Since last May, the Coe and First American Art Magazine have hosted twelve Collections Spotlight virtual conversations. Each conversation is led by a leading artist in their field. The knowledge, generosity, and openness of these artists in sharing what they have learned and created over a lifetime has been profound. These guest artists select pieces from the Coe collection to highlight in their discussion, often pairing these pieces with their own work. Members of the public are invited to ask questions or share comments over the Zoom platform.
In many ways, these Spotlights function like any other artist talk on collections. There are artworks; there are artists; there is a public. Of course, it is over Zoom rather than in a darkened auditorium or curated gallery space. But for me, as the curator at the Coe, the local host of the conversations, and the hands behind the Coe collection pieces, these conversations have been far more intimate than I ever imagined possible.
For each conversation, I work closely with the artist searching through our database to provide them as much access as
possible to our collection over the digital distance. Normally, an artist would be able to walk through our spaces, freely pulling pieces from our shelves, scrolling through our catalog listings, and gathering their own story of artworks in person. The mediation required now is challenging. I always wonder if there might be other works that might not pop up in a simple database search, and that perhaps might not come to my mind, but might be truly significant to the conversation that a particular artist might want to have with our collection and the public. Despite this challenge, the searching through the collection has provided me an incredible opportunity to investigate our holdings in a way that I am not always able to in the day-to-day shuffle of deadlines, grants, and other projects.

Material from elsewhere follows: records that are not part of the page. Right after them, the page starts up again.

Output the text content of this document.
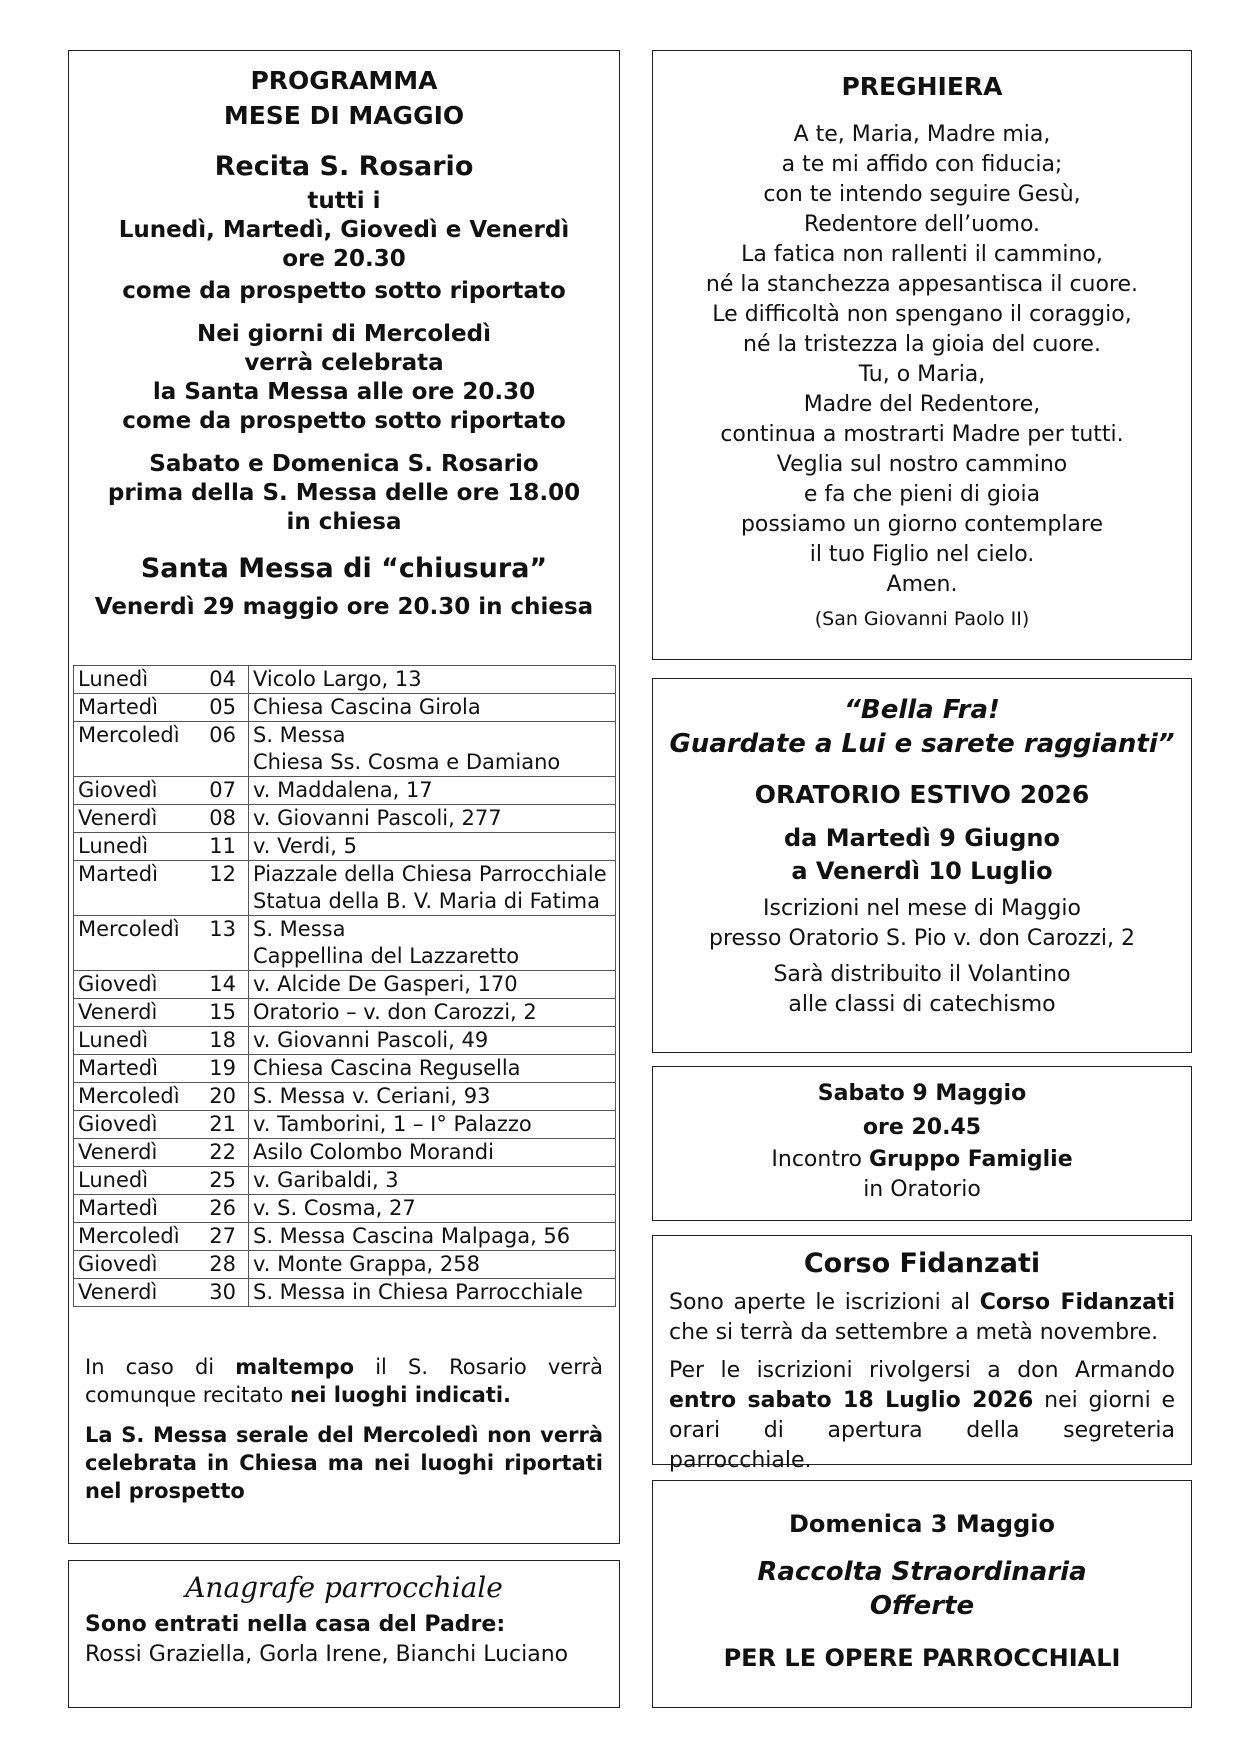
PROGRAMMA
MESE DI MAGGIO
Recita S. Rosario
tutti i
Lunedì, Martedì, Giovedì e Venerdì
ore 20.30
come da prospetto sotto riportato
Nei giorni di Mercoledì
verrà celebrata
la Santa Messa alle ore 20.30
come da prospetto sotto riportato
Sabato e Domenica S. Rosario
prima della S. Messa delle ore 18.00
in chiesa
Santa Messa di “chiusura”
Venerdì 29 maggio ore 20.30 in chiesa
Lunedì	04	Vicolo Largo, 13
Martedì	05	Chiesa Cascina Girola
Mercoledì	06	S. Messa
Chiesa Ss. Cosma e Damiano

Giovedì	07	v. Maddalena, 17
Venerdì	08	v. Giovanni Pascoli, 277
Lunedì	11	v. Verdi, 5
Martedì	12	Piazzale della Chiesa Parrocchiale
Statua della B. V. Maria di Fatima

Mercoledì	13	S. Messa
Cappellina del Lazzaretto

Giovedì	14	v. Alcide De Gasperi, 170
Venerdì	15	Oratorio – v. don Carozzi, 2
Lunedì	18	v. Giovanni Pascoli, 49
Martedì	19	Chiesa Cascina Regusella
Mercoledì	20	S. Messa v. Ceriani, 93
Giovedì	21	v. Tamborini, 1 – I° Palazzo
Venerdì	22	Asilo Colombo Morandi
Lunedì	25	v. Garibaldi, 3
Martedì	26	v. S. Cosma, 27
Mercoledì	27	S. Messa Cascina Malpaga, 56
Giovedì	28	v. Monte Grappa, 258
Venerdì	30	S. Messa in Chiesa Parrocchiale
In caso di maltempo il S. Rosario verrà comunque recitato nei luoghi indicati.
La S. Messa serale del Mercoledì non verrà celebrata in Chiesa ma nei luoghi riportati nel prospetto
Anagrafe parrocchiale
Sono entrati nella casa del Padre:
Rossi Graziella, Gorla Irene, Bianchi Luciano
PREGHIERA
A te, Maria, Madre mia,
a te mi affido con fiducia;
con te intendo seguire Gesù,
Redentore dell’uomo.
La fatica non rallenti il cammino,
né la stanchezza appesantisca il cuore.
Le difficoltà non spengano il coraggio,
né la tristezza la gioia del cuore.
Tu, o Maria,
Madre del Redentore,
continua a mostrarti Madre per tutti.
Veglia sul nostro cammino
e fa che pieni di gioia
possiamo un giorno contemplare
il tuo Figlio nel cielo.
Amen.
(San Giovanni Paolo II)
“Bella Fra!
Guardate a Lui e sarete raggianti”
ORATORIO ESTIVO 2026
da Martedì 9 Giugno
a Venerdì 10 Luglio
Iscrizioni nel mese di Maggio
presso Oratorio S. Pio v. don Carozzi, 2
Sarà distribuito il Volantino
alle classi di catechismo
Sabato 9 Maggio
ore 20.45
Incontro Gruppo Famiglie
in Oratorio
Corso Fidanzati
Sono aperte le iscrizioni al Corso Fidanzati che si terrà da settembre a metà novembre.
Per le iscrizioni rivolgersi a don Armando entro sabato 18 Luglio 2026 nei giorni e orari di apertura della segreteria parrocchiale.
Domenica 3 Maggio
Raccolta Straordinaria
Offerte
PER LE OPERE PARROCCHIALI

In each conversation, I am struck by the power of sharing that happens in these digitized moments. In Melissa Shaginoff’s (Ahtna and Paiute) discussion of Dene art, she chose to include a puberty necklace (NA1083) from around 1875. Melissa worked with and studied this piece in person while interning with us as a student at IAIA. It was important to have the opportunity to revisit it yet again. But, it is also important to discuss and consider how museums or institutions come to hold
heirloom pieces like this and how we seek to preserve and steward them. Melissa points to the Dene potlatch practice and the reminder that in this view, objects are temporal and that gifting of them out through potlatch is just the way of being. It is a critical reminder for institutions to expand their view on how to view the lives of artworks and the pieces that we steward.
Elizabeth James-Perry (Aquinnah Wampanoag Tribe) spoke about her art-making in wampum carving, weaving, and natural dyeing. The conversation was expansive and touched on the environment and climate change, materials, and sustainability. She discussed two Aquinnah Wampanoag Market Baskets from the late 19th / early 20th century, which the same woman might have made (NA0094 a & b). The baskets are beautifully decorated and highly functional and were most certainly used as market or carrying baskets, even with their small scale. This led to further conversations with Elizabeth and hopefully the beginning of more research on these baskets both by the Coe and Elizabeth herself.
These moments of engaging, thinking, listening, and learning have had the most significant impact on me, as both organizer and participant in these conversations. The Coe is so honored to be a part of this sharing and has discovered the possibilities of closeness even as our physical distance has maintained its hold.